11 Jun What are BCAAs? Uses & Benefits
If you’re looking for a way to take your fitness game to the next level and boost your recovery, BCAAs could be your secret weapon. BCAAs are able to help promote muscle growth, repair muscles and reduce soreness.
But what exactly are they and how do you add them to your workout and health regimen?
What are BCAAs?
When your glycogen begins to run low, your body relies on BCAAs or branched chain amino acids for fuel. There are 22 amino acids in all. The three types in particular that are categorized as BCAAs include leucine, isoleucine and valine. BCAAs, similar to all amino acids, are the building blocks of protein. However, BCAAs help preserve muscle glycogen which fuels your muscles and minimizes protein breakdown when you’re working out. Typically, amino acids are metabolized in your liver. BCAAs however, are metabolized by your muscles, which affects protein synthesis and muscle metabolization.
BCAAs are unique because your body cannot produce them on its own. So getting them from food or supplements is the only way your body can access them. While supplements are popular, some nutritionists believe you can get them from food alone. If you’re a meat eater, you can find them in red meat, chicken, fish, dairy and eggs. Plant-based eaters can find them in various sources including beans, lentils, brown rice, whole wheat, corn and nuts. However, most people don’t want to immediately eat a giant steak or chicken breasts after every brutal workout. Planning meals with these foods around workout times can definitely benefit you, but supplements help you get the most out of BCAAS.
If you’re trying to lose weight or are dieting, BCAAs can help your metabolism and work along diet and exercise to help with weight loss. BCAAs, leucine in particular, can help people control cravings. Studies show that leucine activates the brain signalling molecules (mTOR and AMPK) that regulate hunger in the brain.This can help you manage food cravings by balancing the chemical and neurotransmitter levels of our brain, so you don’t have the same urge to grab those bagel bites at midnight.

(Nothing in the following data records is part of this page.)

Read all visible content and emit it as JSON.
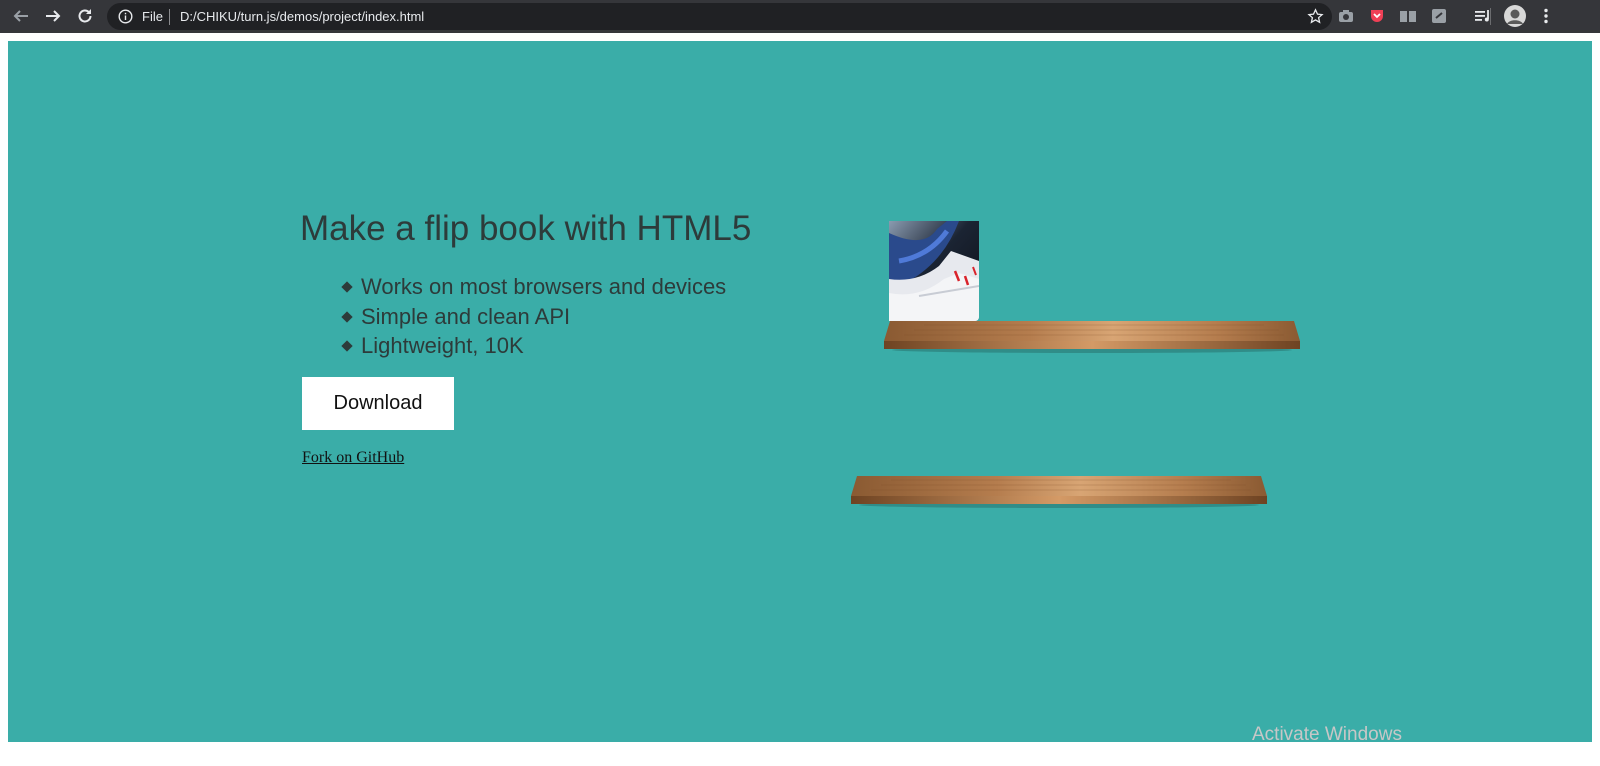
{
  "browser": {
    "file_label": "File",
    "url": "D:/CHIKU/turn.js/demos/project/index.html",
    "icons": [
      "back-arrow-icon",
      "forward-arrow-icon",
      "reload-icon",
      "info-icon",
      "star-icon",
      "camera-icon",
      "pocket-icon",
      "reader-icon",
      "shield-extension-icon",
      "media-queue-icon",
      "profile-avatar-icon",
      "more-menu-icon"
    ]
  },
  "content": {
    "headline": "Make a flip book with HTML5",
    "features": [
      "Works on most browsers and devices",
      "Simple and clean API",
      "Lightweight, 10K"
    ],
    "download_label": "Download",
    "fork_label": "Fork on GitHub"
  },
  "colors": {
    "page_background": "#3aada8",
    "text": "#2d3b3a",
    "toolbar": "#35363a",
    "omnibox": "#202124",
    "shelf_wood": "#b07a4c"
  },
  "os": {
    "watermark": "Activate Windows"
  }
}
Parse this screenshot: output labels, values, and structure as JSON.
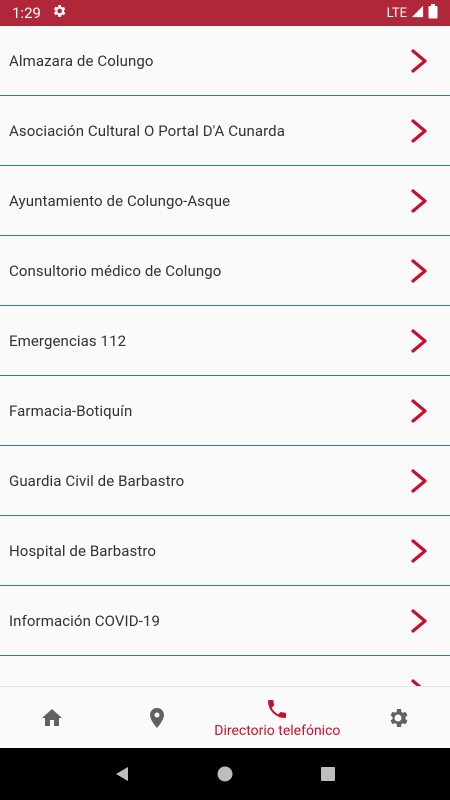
{
  "status_bar": {
    "time": "1:29",
    "network": "LTE"
  },
  "list": {
    "items": [
      {
        "label": "Almazara de Colungo"
      },
      {
        "label": "Asociación Cultural O Portal D'A Cunarda"
      },
      {
        "label": "Ayuntamiento de Colungo-Asque"
      },
      {
        "label": "Consultorio médico de Colungo"
      },
      {
        "label": "Emergencias 112"
      },
      {
        "label": "Farmacia-Botiquín"
      },
      {
        "label": "Guardia Civil de Barbastro"
      },
      {
        "label": "Hospital de Barbastro"
      },
      {
        "label": "Información COVID-19"
      },
      {
        "label": ""
      }
    ]
  },
  "bottom_nav": {
    "active_label": "Directorio telefónico"
  },
  "colors": {
    "accent": "#c8102e",
    "status_bar": "#b0273a",
    "divider": "#2f78b0",
    "icon_gray": "#616161"
  }
}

When you take BCAAS, your body gets energy directly from them rather than from muscle you already have resulting in more muscle mass. In a nutshell, they help you get more out of your workouts and your recovery.
When to Take BCAAs
BCAAs are recommended for strength and interval training rather than a quick cardio sesh on the elliptical. Why? When you’re strength training, you’re creating mini tears in each muscle fiber. When these fibers repair and regrow, protein and BCAAs facilitate that process. Unless your doing sprints during your cardio based workouts, BCAAS are typically not as effective for cardio workouts.
Trainers and nutritionists alike recommend BCAAs at different times of the day including the morning, afternoon, before working out and after working out. Unlike certain supplements, there’s more flexibility to finding out when BCAAs help and benefit you the most. Taking your branched-chain amino acid supplements depends on what you aspire to get out of them. If you want to prevent fatigue during your workout you can take them before your workout. Some people even take them as the same time as their pre workout.
Another reason you may want to use BCAAs is to combat soreness. If you’re sore for a week every time you take a Megaformer class or your legs feel like jelly for days after basketball, you could benefit from adding the supplement to your daily routine. Adding this to your post-workout routine can tremendously help with recovery.
Branched chain amino acids can take your performance, physique, and fitness to the next level. When you’re searching for BCAAS, look to a reputable company with clean products without many additives.